Contrary to popular belief, reading aloud to your children should not end after they learn to read.
According to Boston-based journalist and author Jim Trelease, reading aloud to older children—even up to age 14—has both academic and emotional benefits. While many parents and caregivers believe older children should be left on their own once they learn how to read fluently, and many older children demand independence from the daily routine of read-aloud sessions, Trelease argues that reading levels don’t catch up to children's listening levels until 8th grade, and that reading aloud to older children helps children’s language fluency, as well as comprehension, especially if they are following along with the book.
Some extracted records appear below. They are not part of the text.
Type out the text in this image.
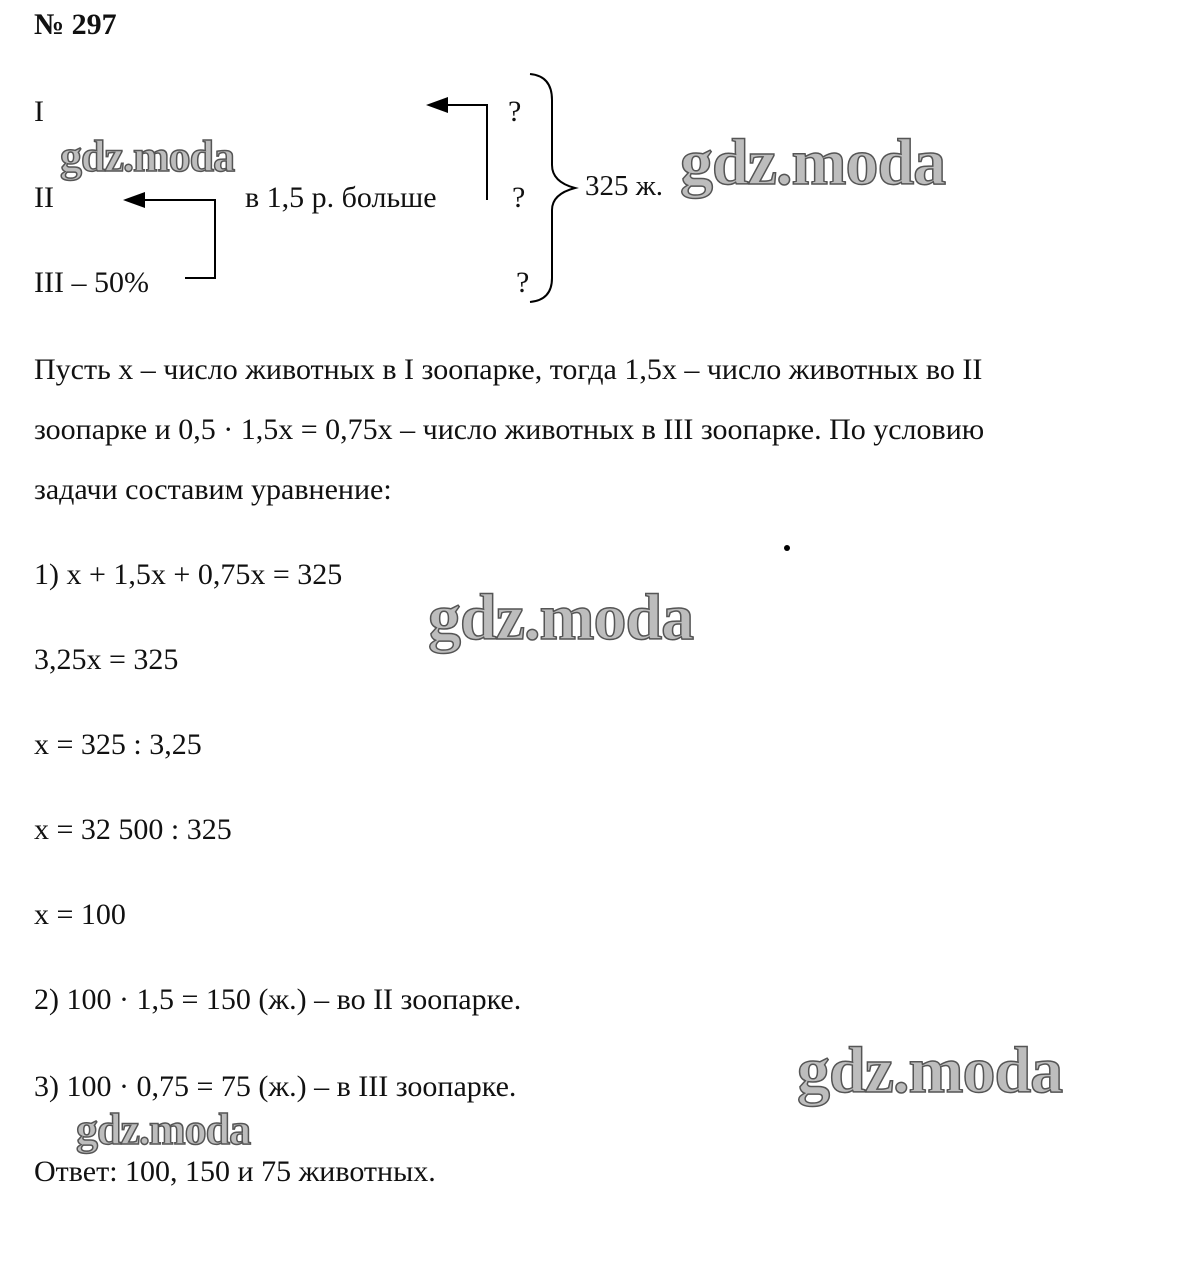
№ 297
I
II
III – 50%
в 1,5 р. больше
?
?
?
325 ж.
Пусть x – число животных в I зоопарке, тогда 1,5x – число животных во II
зоопарке и 0,5 · 1,5x = 0,75x – число животных в III зоопарке. По условию
задачи составим уравнение:
1) x + 1,5x + 0,75x = 325
3,25x = 325
x = 325 : 3,25
x = 32 500 : 325
x = 100
2) 100 · 1,5 = 150 (ж.) – во II зоопарке.
3) 100 · 0,75 = 75 (ж.) – в III зоопарке.
Ответ: 100, 150 и 75 животных.
gdz.moda	gdz.moda
gdz.moda
gdz.moda
gdz.moda
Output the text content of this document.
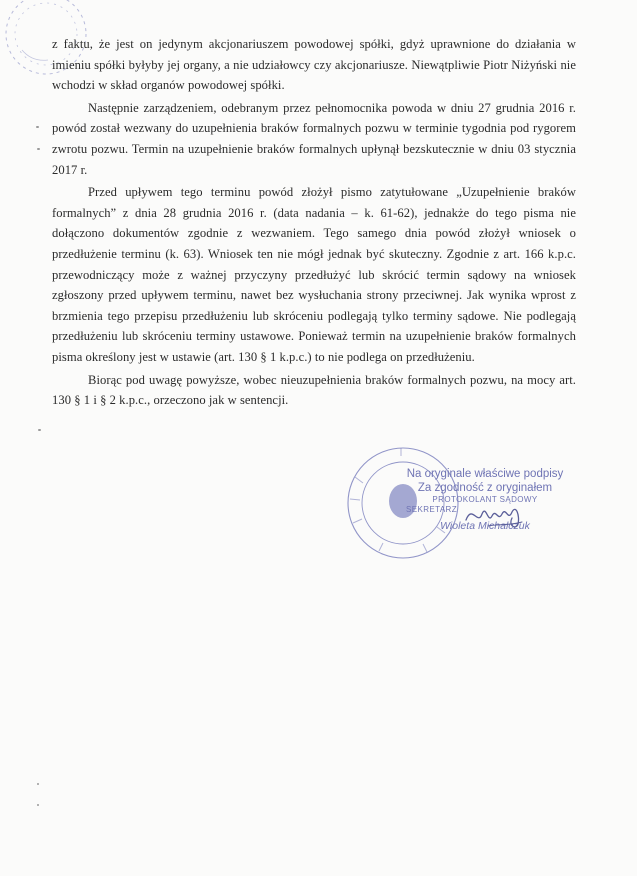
z faktu, że jest on jedynym akcjonariuszem powodowej spółki, gdyż uprawnione do działania w imieniu spółki byłyby jej organy, a nie udziałowcy czy akcjonariusze. Niewątpliwie Piotr Niżyński nie wchodzi w skład organów powodowej spółki.

Następnie zarządzeniem, odebranym przez pełnomocnika powoda w dniu 27 grudnia 2016 r. powód został wezwany do uzupełnienia braków formalnych pozwu w terminie tygodnia pod rygorem zwrotu pozwu. Termin na uzupełnienie braków formalnych upłynął bezskutecznie w dniu 03 stycznia 2017 r.

Przed upływem tego terminu powód złożył pismo zatytułowane „Uzupełnienie braków formalnych” z dnia 28 grudnia 2016 r. (data nadania – k. 61-62), jednakże do tego pisma nie dołączono dokumentów zgodnie z wezwaniem. Tego samego dnia powód złożył wniosek o przedłużenie terminu (k. 63). Wniosek ten nie mógł jednak być skuteczny. Zgodnie z art. 166 k.p.c. przewodniczący może z ważnej przyczyny przedłużyć lub skrócić termin sądowy na wniosek zgłoszony przed upływem terminu, nawet bez wysłuchania strony przeciwnej. Jak wynika wprost z brzmienia tego przepisu przedłużeniu lub skróceniu podlegają tylko terminy sądowe. Nie podlegają przedłużeniu lub skróceniu terminy ustawowe. Ponieważ termin na uzupełnienie braków formalnych pisma określony jest w ustawie (art. 130 § 1 k.p.c.) to nie podlega on przedłużeniu.

Biorąc pod uwagę powyższe, wobec nieuzupełnienia braków formalnych pozwu, na mocy art. 130 § 1 i § 2 k.p.c., orzeczono jak w sentencji.

Na oryginale właściwe podpisy
Za zgodność z oryginałem
PROTOKOLANT SĄDOWY
SEKRETARZ
Wioleta Michalczuk
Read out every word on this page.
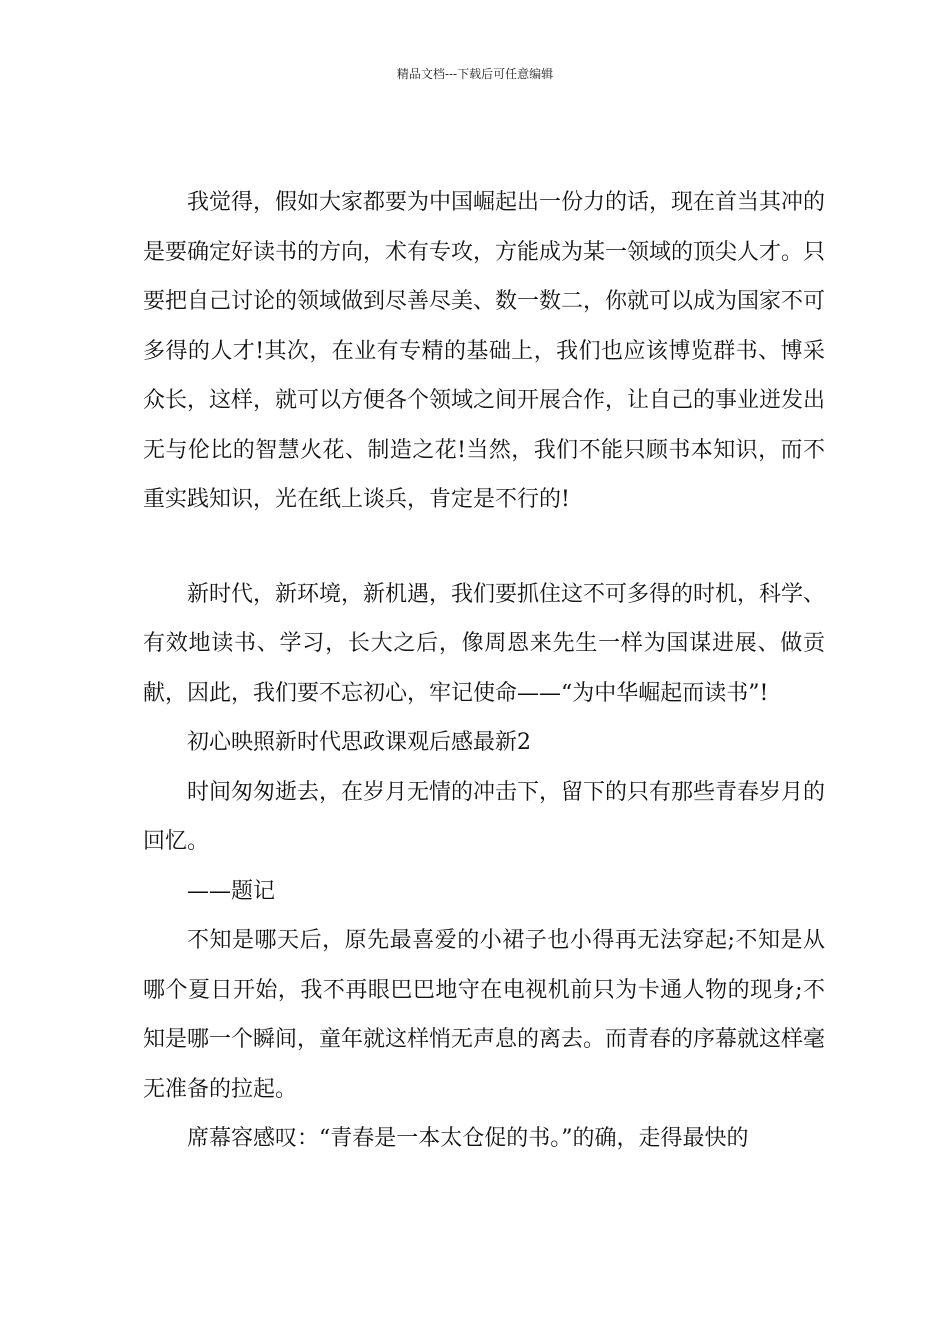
精品文档---下载后可任意编辑

我觉得，假如大家都要为中国崛起出一份力的话，现在首当其冲的是要确定好读书的方向，术有专攻，方能成为某一领域的顶尖人才。只要把自己讨论的领域做到尽善尽美、数一数二，你就可以成为国家不可多得的人才!其次，在业有专精的基础上，我们也应该博览群书、博采众长，这样，就可以方便各个领域之间开展合作，让自己的事业迸发出无与伦比的智慧火花、制造之花!当然，我们不能只顾书本知识，而不重实践知识，光在纸上谈兵，肯定是不行的!

新时代，新环境，新机遇，我们要抓住这不可多得的时机，科学、有效地读书、学习，长大之后，像周恩来先生一样为国谋进展、做贡献，因此，我们要不忘初心，牢记使命——“为中华崛起而读书”!

初心映照新时代思政课观后感最新2

时间匆匆逝去，在岁月无情的冲击下，留下的只有那些青春岁月的回忆。

——题记

不知是哪天后，原先最喜爱的小裙子也小得再无法穿起;不知是从哪个夏日开始，我不再眼巴巴地守在电视机前只为卡通人物的现身;不知是哪一个瞬间，童年就这样悄无声息的离去。而青春的序幕就这样毫无准备的拉起。

席幕容感叹：“青春是一本太仓促的书。”的确，走得最快的
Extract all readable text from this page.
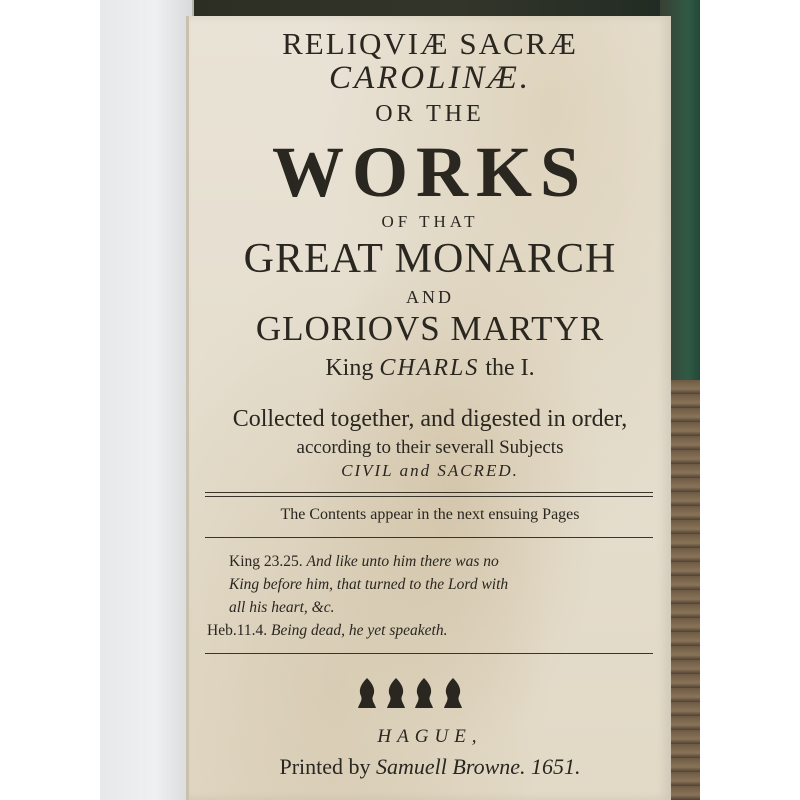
RELIQVIÆ SACRÆ
CAROLINÆ.
OR THE
WORKS
OF THAT
GREAT MONARCH
AND
GLORIOVS MARTYR
King CHARLS the I.
Collected together, and digested in order,
according to their severall Subjects
CIVIL and SACRED.
The Contents appear in the next ensuing Pages
King 23.25. And like unto him there was no
King before him, that turned to the Lord with
all his heart, &c.
Heb.11.4. Being dead, he yet speaketh.
HAGUE,
Printed by Samuell Browne. 1651.
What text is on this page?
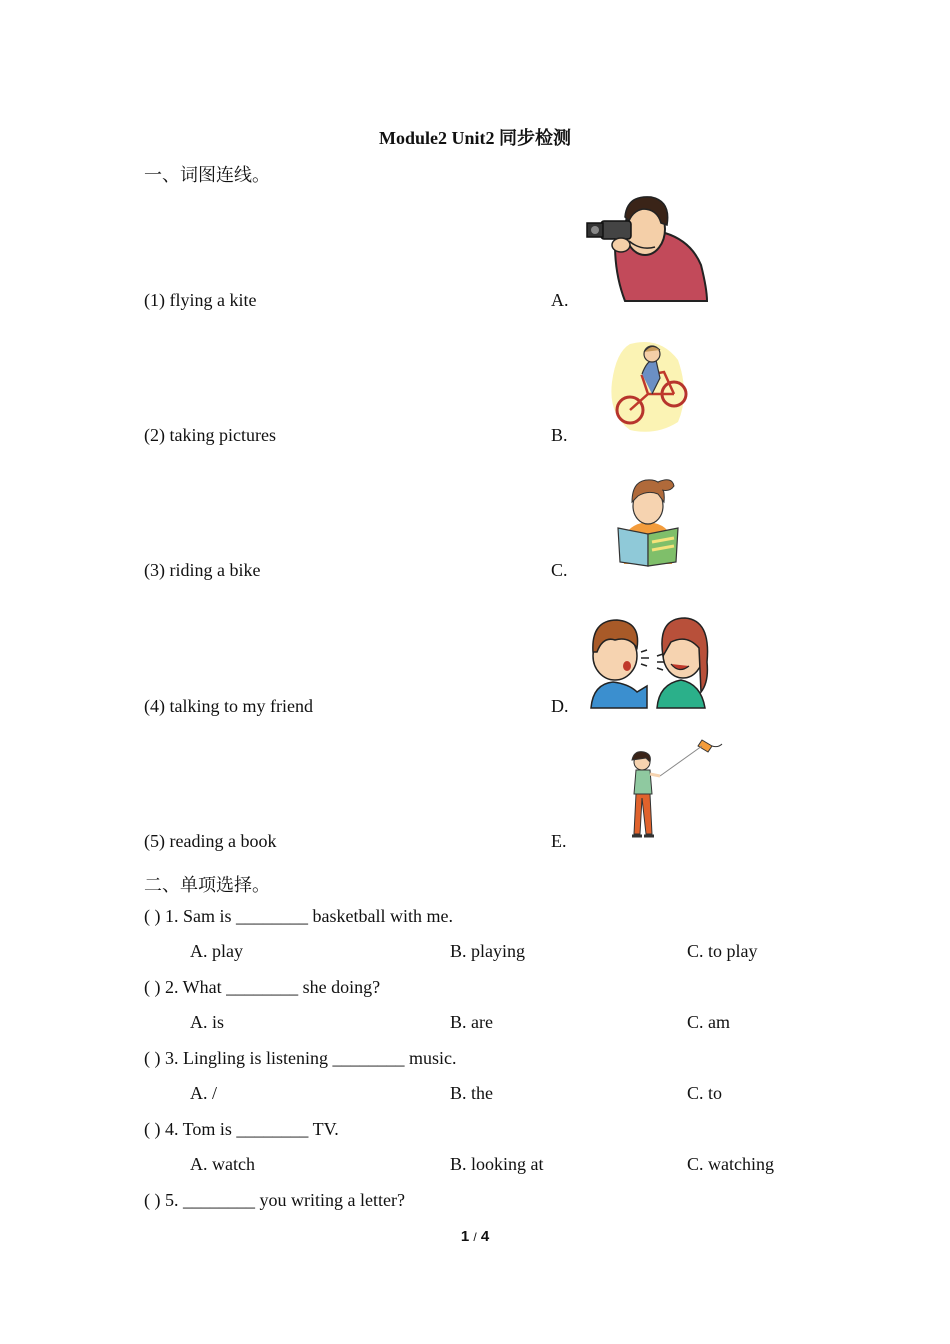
Module2 Unit2 同步检测
一、词图连线。
(1) flying a kite	A.
(2) taking pictures	B.
(3) riding a bike	C.
(4) talking to my friend	D.
(5) reading a book	E.
二、单项选择。
( ) 1. Sam is ________ basketball with me.
A. play	B. playing	C. to play
( ) 2. What ________ she doing?
A. is	B. are	C. am
( ) 3. Lingling is listening ________ music.
A. /	B. the	C. to
( ) 4. Tom is ________ TV.
A. watch	B. looking at	C. watching
( ) 5. ________ you writing a letter?
1 / 4
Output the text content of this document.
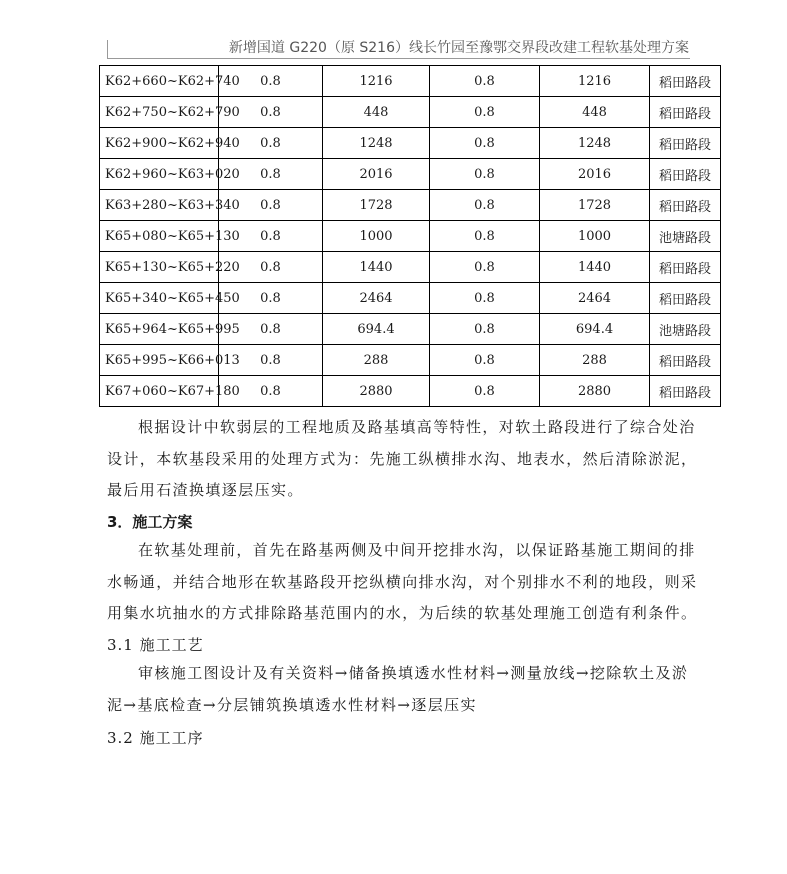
新增国道 G220（原 S216）线长竹园至豫鄂交界段改建工程软基处理方案
K62+660~K62+740	0.8	1216	0.8	1216	稻田路段
K62+750~K62+790	0.8	448	0.8	448	稻田路段
K62+900~K62+940	0.8	1248	0.8	1248	稻田路段
K62+960~K63+020	0.8	2016	0.8	2016	稻田路段
K63+280~K63+340	0.8	1728	0.8	1728	稻田路段
K65+080~K65+130	0.8	1000	0.8	1000	池塘路段
K65+130~K65+220	0.8	1440	0.8	1440	稻田路段
K65+340~K65+450	0.8	2464	0.8	2464	稻田路段
K65+964~K65+995	0.8	694.4	0.8	694.4	池塘路段
K65+995~K66+013	0.8	288	0.8	288	稻田路段
K67+060~K67+180	0.8	2880	0.8	2880	稻田路段
根据设计中软弱层的工程地质及路基填高等特性，对软土路段进行了综合处治
设计，本软基段采用的处理方式为：先施工纵横排水沟、地表水，然后清除淤泥，
最后用石渣换填逐层压实。
3．施工方案
在软基处理前，首先在路基两侧及中间开挖排水沟，以保证路基施工期间的排
水畅通，并结合地形在软基路段开挖纵横向排水沟，对个别排水不利的地段，则采
用集水坑抽水的方式排除路基范围内的水，为后续的软基处理施工创造有利条件。
3.1 施工工艺
审核施工图设计及有关资料→储备换填透水性材料→测量放线→挖除软土及淤
泥→基底检查→分层铺筑换填透水性材料→逐层压实
3.2 施工工序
Trelease, who could be called the King of Read-Aloud, turned his passion for reading aloud to his own children into The Read-Aloud Handbook, which is used by educators and librarians as the go-to source for information on the subject.
Trelease argues that parents can and should be reading 7th grade books aloud to 5th graders because children enjoy listening to more complicated plots than they can read themselves. Parents also can use such books as an opportunity to open discussions about difficult social issues that children face as they move through school.
For instance, according to Trelease, parents might tell children not to hang out with certain kids—a lecture that is largely ignored. But if parents read a book about a child who gets in trouble by choosing the wrong friends, that is an opportunity for a discussion about wise choices. One excellent choice of a novel that opens the discussion for an increasingly common problem is Speak, by Laurie Halse Anderson, in which a high school freshman refuses to speak rather than reveal that she has been attacked by a classmate.
In addition to helping older readers with comprehension, read-aloud sessions help teach practical speaking skills. Melissa Taylor, in an article for www.readbrightly.com, writes that the reading parent or caregiver can model how to read by pausing at commas and periods, with voice inflection indicating questions or exclamations and with pauses to look up unfamiliar words, and how to use clues in the text to help the child figure out the meaning.
Taylor also believes reading aloud hooks kids into trying a new author or series of books and different genres or texts they wouldn’t normally choose on their own, a premise Trelease shares. On his website, www.trelease-on-reading.com, he has book lists, book reviews, excerpts from his read-aloud handbook and other information for parents. It's a good source of information.
When children and caregivers engage in read-aloud sessions well into middle school, their appreciation for reading is enhanced as they get older. The Synergy School, a private school in San Francisco, published a survey by Scholastic and YouGov that 62% of children aged 6-8 reported they “like a lot” and “love” reading for fun. That number drops to 46-49% for ages 9-17. Additionally, the study found that while 52% of younger children report reading for fun is extremely important, that number drops below 45% for older children who believe in the importance of pleasure reading. According to the Synergy article, reading aloud to older children brings alive the little child in them and counteracts what Trelease calls the “sweat mentality” around books because their school commitments reduce the time they have to read just for fun.
Children with reading difficulties benefit greatly from read-aloud sessions at home in a secure environment. In an interview with KQED News, Trelease emphasized the importance of what he calls “broadening the menu,” which shows students that not all reading is drill and skill, that the “good stuff—the really great books” are just ahead. A child with dyslexia can relax and just listen to a good book rather than struggle with it. Read-alouds make reading more fun.
Best of all, memories of books heard last a long time. Trelease said he once received a letter from a retired teacher who reconnected online with former students years after she stopped teaching. The students said the one thing they remembered was the books she read to them. When I was teaching, my favorite part of each day was the time I put aside to read aloud to my 5th and 6th graders. The best thing was students begging me: “please don't stop reading.”